İletişim insan için her şey olduğundan, bu fenomen gezegende asla durmayacaktır. İdeal olarak, dil bilgisizliğinden değil, gerçek bir ihtiyaçtan kaynaklanmalıdır. Dilin kötü kullanımı yüzünden olduğunda, zengin olmak yerine fakirleşiyorsunuz.
Dilbilimciler, dili öğretme ve öğrenmeyi garanti altına almak ve etkili iletişimi sağlamak için yapılandırmayı ve düzenlemeyi başaran kişilerdir.
Bir sözcük ödünç alınacaksa, orijinal yazımını koruyor ve RAE (Royal Academy of the Spanish Language) tarafından kabul edilmemişse, italik veya tırnak içinde yazılması gerektiğinin açık olması önemlidir. Kültler bu kuraldan kaçmaz.
Referanslar
- Yabancı kelimelerin tedavisi. (S. f.). İspanya: Kraliyet İspanyol Akademisi. Kurtarılan: rae.es.
- Cáceres Ramírez, O. (2015). İspanyolca'da yabancı kelimeler. Kavram ve örnekler. (n / a): Español hakkında. Kurtarıldı: aboutespanol.com.

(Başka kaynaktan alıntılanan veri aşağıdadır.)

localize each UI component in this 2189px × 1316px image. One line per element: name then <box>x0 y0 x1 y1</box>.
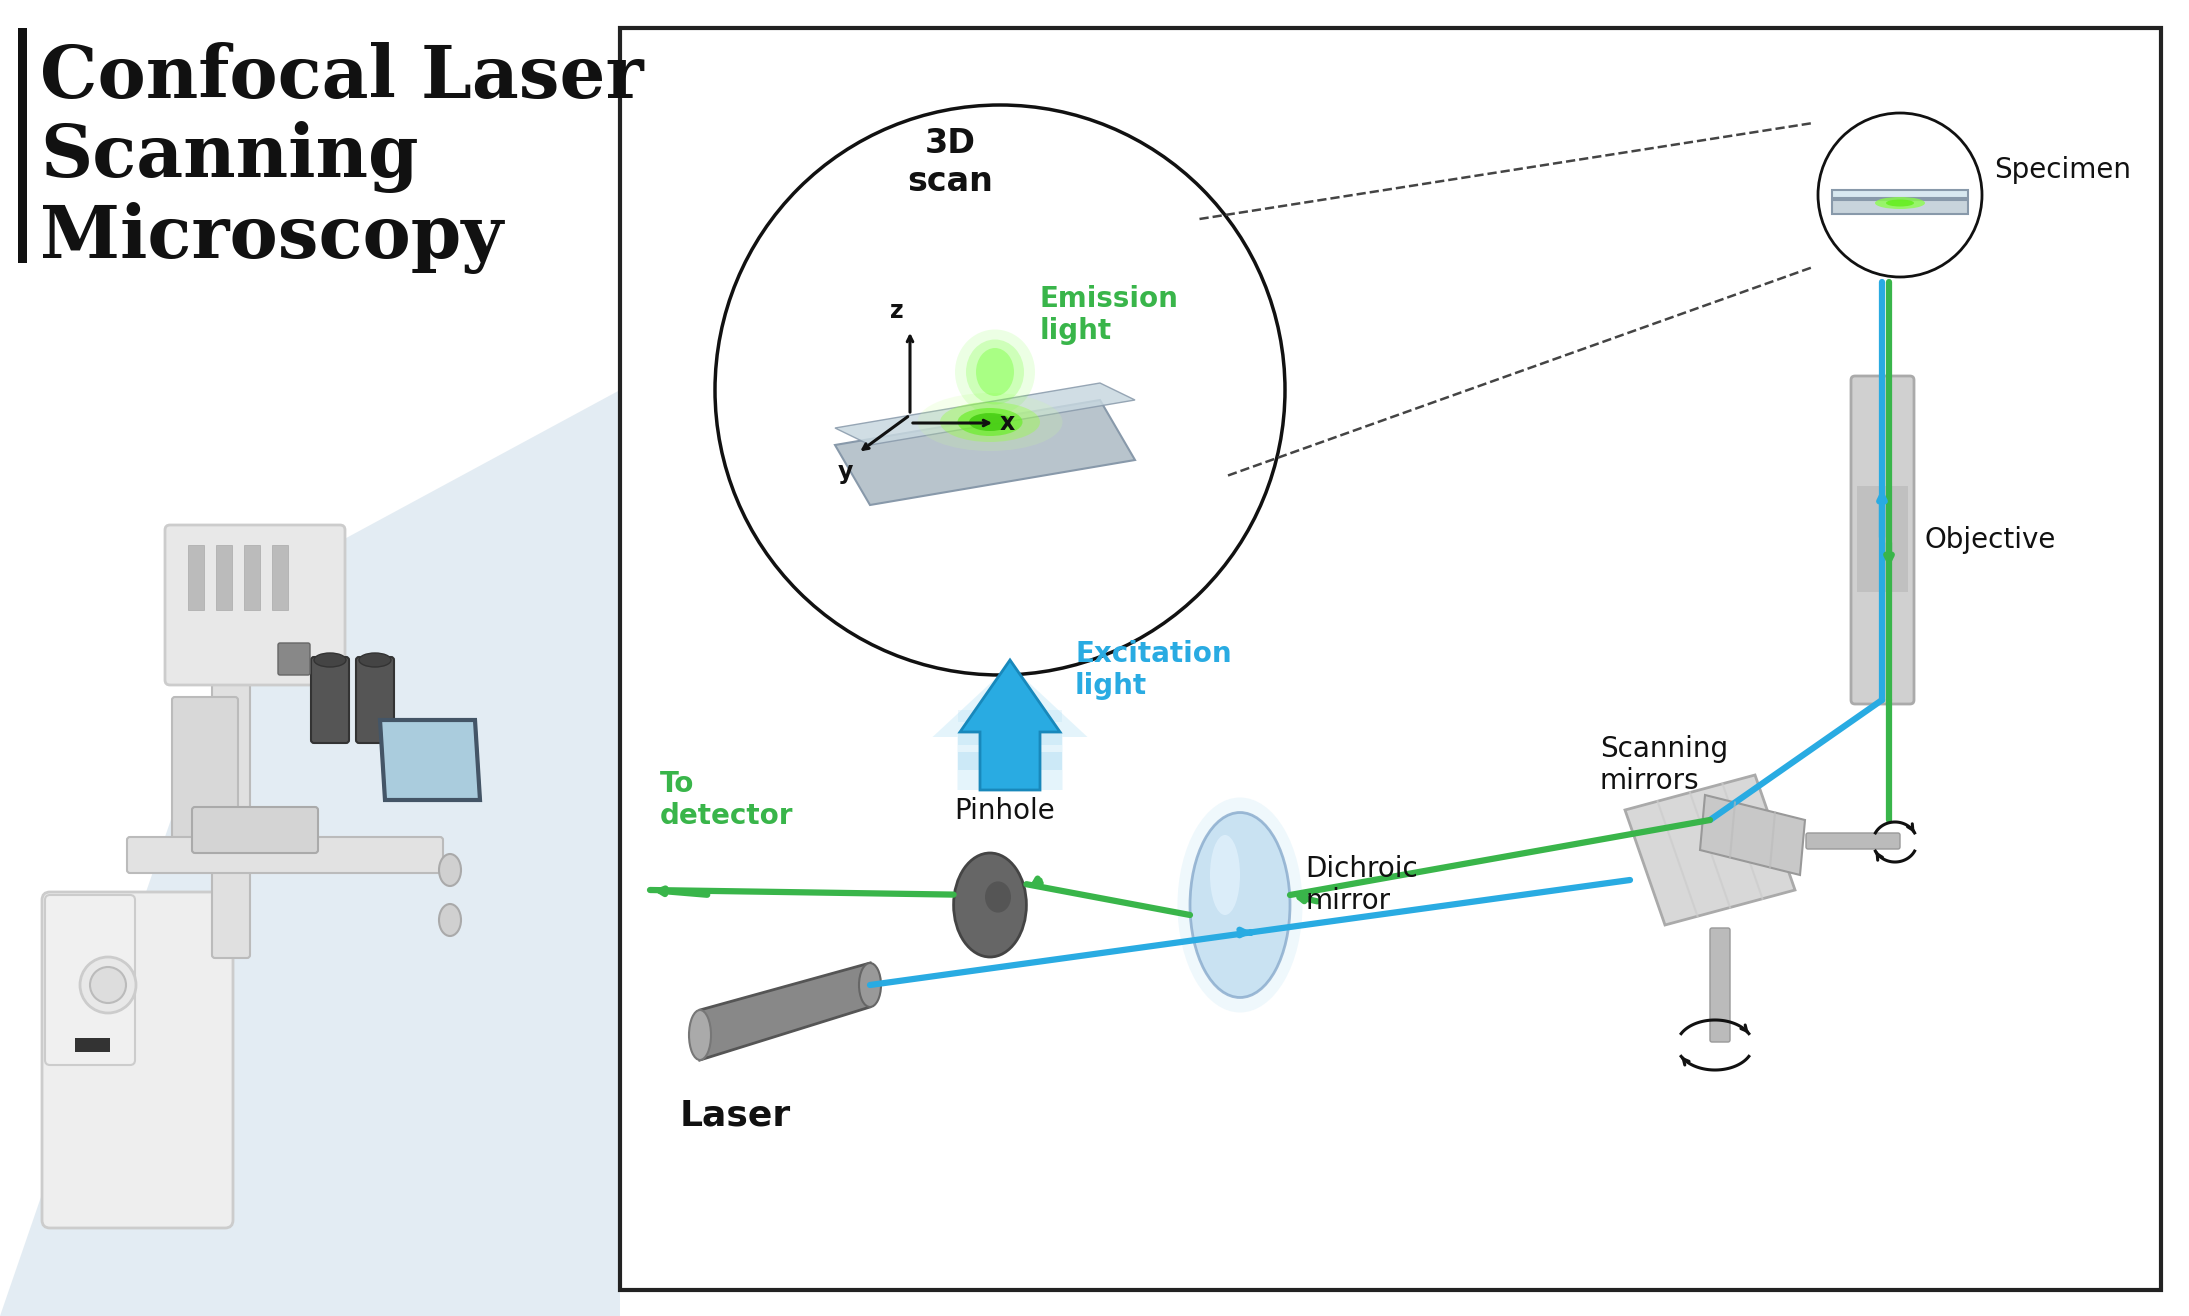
Bar <box>188 545 204 611</box>
Bar <box>271 545 289 611</box>
Ellipse shape <box>858 963 880 1007</box>
Polygon shape <box>1624 775 1795 925</box>
Ellipse shape <box>440 854 462 886</box>
Polygon shape <box>1701 795 1806 875</box>
Ellipse shape <box>970 413 1011 432</box>
FancyBboxPatch shape <box>42 892 232 1228</box>
FancyBboxPatch shape <box>1806 833 1900 849</box>
FancyBboxPatch shape <box>46 895 136 1065</box>
Text: Emission
light: Emission light <box>1040 284 1180 345</box>
Bar <box>1832 200 1968 215</box>
Bar <box>959 751 1062 770</box>
Polygon shape <box>834 383 1136 445</box>
Polygon shape <box>0 390 619 1316</box>
Circle shape <box>81 957 136 1013</box>
FancyBboxPatch shape <box>173 697 239 858</box>
Ellipse shape <box>976 347 1014 396</box>
FancyBboxPatch shape <box>278 644 311 675</box>
Bar <box>0 0 619 1316</box>
Ellipse shape <box>954 329 1035 415</box>
Ellipse shape <box>985 882 1011 912</box>
FancyBboxPatch shape <box>619 28 2161 1290</box>
Ellipse shape <box>359 653 392 667</box>
Circle shape <box>90 967 127 1003</box>
Text: z: z <box>891 299 904 322</box>
FancyArrow shape <box>933 665 1088 790</box>
Ellipse shape <box>1191 812 1289 998</box>
Ellipse shape <box>313 653 346 667</box>
Text: To
detector: To detector <box>661 770 792 830</box>
Ellipse shape <box>917 393 1062 451</box>
FancyBboxPatch shape <box>357 657 394 744</box>
Ellipse shape <box>939 401 1040 442</box>
FancyArrow shape <box>961 661 1059 790</box>
Ellipse shape <box>1211 834 1239 915</box>
Ellipse shape <box>690 1009 711 1059</box>
Ellipse shape <box>965 340 1024 404</box>
Bar <box>1832 190 1968 197</box>
Bar <box>18 28 26 263</box>
FancyBboxPatch shape <box>1710 928 1729 1042</box>
Text: x: x <box>1000 411 1016 436</box>
Text: Excitation
light: Excitation light <box>1075 640 1232 700</box>
Bar <box>243 545 260 611</box>
Ellipse shape <box>1178 797 1302 1012</box>
Polygon shape <box>381 720 479 800</box>
Text: Dichroic
mirror: Dichroic mirror <box>1305 855 1418 915</box>
Text: 3D
scan: 3D scan <box>906 128 994 199</box>
Text: Confocal Laser
Scanning
Microscopy: Confocal Laser Scanning Microscopy <box>39 42 644 274</box>
Text: Laser: Laser <box>681 1098 790 1132</box>
Ellipse shape <box>954 853 1027 957</box>
Polygon shape <box>700 963 869 1059</box>
Bar <box>959 711 1062 722</box>
Circle shape <box>716 105 1285 675</box>
Text: Scanning
mirrors: Scanning mirrors <box>1600 734 1727 795</box>
Polygon shape <box>834 400 1136 505</box>
Text: Pinhole: Pinhole <box>954 797 1055 825</box>
Text: Specimen: Specimen <box>1994 157 2132 184</box>
FancyBboxPatch shape <box>127 837 442 873</box>
FancyBboxPatch shape <box>164 525 346 686</box>
Bar <box>74 1038 109 1051</box>
Ellipse shape <box>957 408 1022 436</box>
FancyBboxPatch shape <box>1852 376 1913 704</box>
FancyBboxPatch shape <box>212 647 250 958</box>
Circle shape <box>1819 113 1981 276</box>
Text: Objective: Objective <box>1924 526 2055 554</box>
Bar <box>1856 486 1909 592</box>
Text: y: y <box>838 461 854 484</box>
Bar <box>217 545 232 611</box>
FancyBboxPatch shape <box>311 657 348 744</box>
Ellipse shape <box>1876 197 1924 209</box>
Ellipse shape <box>440 904 462 936</box>
FancyBboxPatch shape <box>193 807 317 853</box>
Bar <box>959 730 1062 745</box>
Ellipse shape <box>1887 200 1913 207</box>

- Usunáriz Iribertegui, M. (2015). Yabancılar. İspanya: Ülke.
Elpais.com adresinden kurtarıldı . - 4. Linares Angulo, J. (2009). İspanyolca dilinde yabancı kelimeler. Venezuela: Fundeu. Kaynak: fundeu.es.
- Uzmanlar, İspanyolca'nın yabancı dili kötüye kullanmadan doğru kullanılmasını savunuyor. (2017). İspanya. Öncü. Vanaguardia.com'dan kurtarıldı.